- Hemmige Location in Karnataka, India Hemmige Hemmige (India)
- Coordinates: 12°21′47″N 76°04′48″E﻿ / ﻿12.363°N 76.08°E
- Country: India
- State: Karnataka
- District: Mysore

Languages
- • Official: Kannada
- Time zone: UTC+5:30 (IST)
- PIN: 571122
- Telephone code: 08227
- Vehicle registration: KA-09

= Hemmige =

Hemmige is a small village located near Mysore, India. The village was once home to a sizable population but now consists of less than 30 households. On the banks of the river Kaveri, this village is the site of one of the oldest temples of Varadaraja, a form of Vishnu.

== Legend ==

Centuries back, sages Ruchika Muni and Mrigashinga Muni did Tapasya (penance). The Ruchika Muni's ashrama was on the left bank of Cauvery and Mrigashinga Muni's ashram was on the right bank that is now Hemmige
(also called Gajaranya Kshetram also known as Siddha Ashrama Kshetram). Mrigashinga did severe penance to Goddess Bhramrambhika. Appeased with sage's penance, Bhramrambhika (Goddess)appeared before him and asked what he wanted. Sage Mrigashinga asked for Moksha (divine salvation), but the Devi told that her brother Sriman Narayana (Lord Vishnu) alone can give her Moksha. But she also indicated that Her brother Lord Varadharaja is residing in an anthill on the bank of Cauvery and he should do the Prathistapana (establish) and do Pooja (worship) him and then only through him he could attain Moksha. Thereafter, Sage Mrigashinga dug the Ant hill and found a beautiful Moorthy (stone Idol) of Lord Varadharaja with Shanku, Chakra and Gada and with Abhaya Hastha pose with his Consorts Sri Devi and Bhoo Devi seated on Garuda Peetam. Bhramrambhika also gave the sage a golden Vigraham of Hemambika with Shanku, Chakra, and Abhaya Hastha in left hand held Hemadri Hills, because of which the place was known as Hemambika Agrahara and in later days it became Hemmige.

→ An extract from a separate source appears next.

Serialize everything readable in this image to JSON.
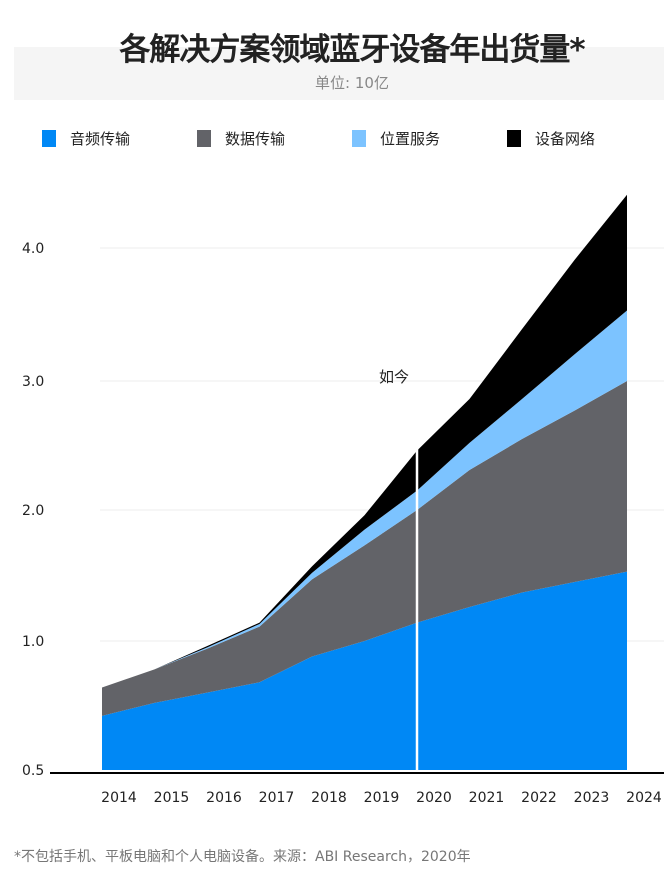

There is another interesting story of how the Perun Devi Thayar came to Hemmige. There lived a lady named Modesinghamma, in whose dream Perundevi thayar appeared and told that she could be found in a small place in Mysore Devaraja Market. Then, Modesinghamma traveled to Mysore and met the Maharaja of Mysore and explained her dream. The Maharaja told her that if the moorthy was found then she could take it to Hemmige. Thus idol of Perun devi Thayar in Padma Peetam was found and taken to Hemmige.

== Srivaishanva saints ==

Hemmige is also connected with many of the Vishistadvaita saints starting with Ramanuja who stayed here for ten days on his way to Talakad. Vedantha Desika also stayed here for many days before he proceeded to Sathyagala.

Andavan Ashram (Mutt) has a connection with Hemmige from the days of Periya Andavan, Chinna Andavan, KaTAndethi Andavan (Srinivasa Ramanuja Maha Desikan), Nam Andavan, Thembarai Andavan, Akkur Andavan, ThiruKudanthai Andavan who all visited Hemmige for some time and did the Mangala Sasnam of Varadharajar at Sri Varadharaja Swamy Temple.

== Hemmige Iyengar ==
Hemmige Iyengar is one sub sect among the several subdivisions or subcastes of the Shrivaishnavas; the other subcastes, in alphabetical order, are, Bhattacharya, Embar, Hebbar, Hemmigeyar, Kadambiyar, Kandade, Kilnatar, Mandyattar, Maradurar, Metukunteyar, Morasanad, Muncholi, Nallanchakravarti, Prativadibhayankarattar, Someshandal and Thirumaleyar. The Hemmige iyengars are all Vadakalai and Vaidikas who migrated from Kanchipuram in Tamil Nadu and settled at Hemmige near Talakadu in Mysore District. Lands were granted by the Kings of Mysore to their ancestor several hundreds of years ago, recognizing their scholarship.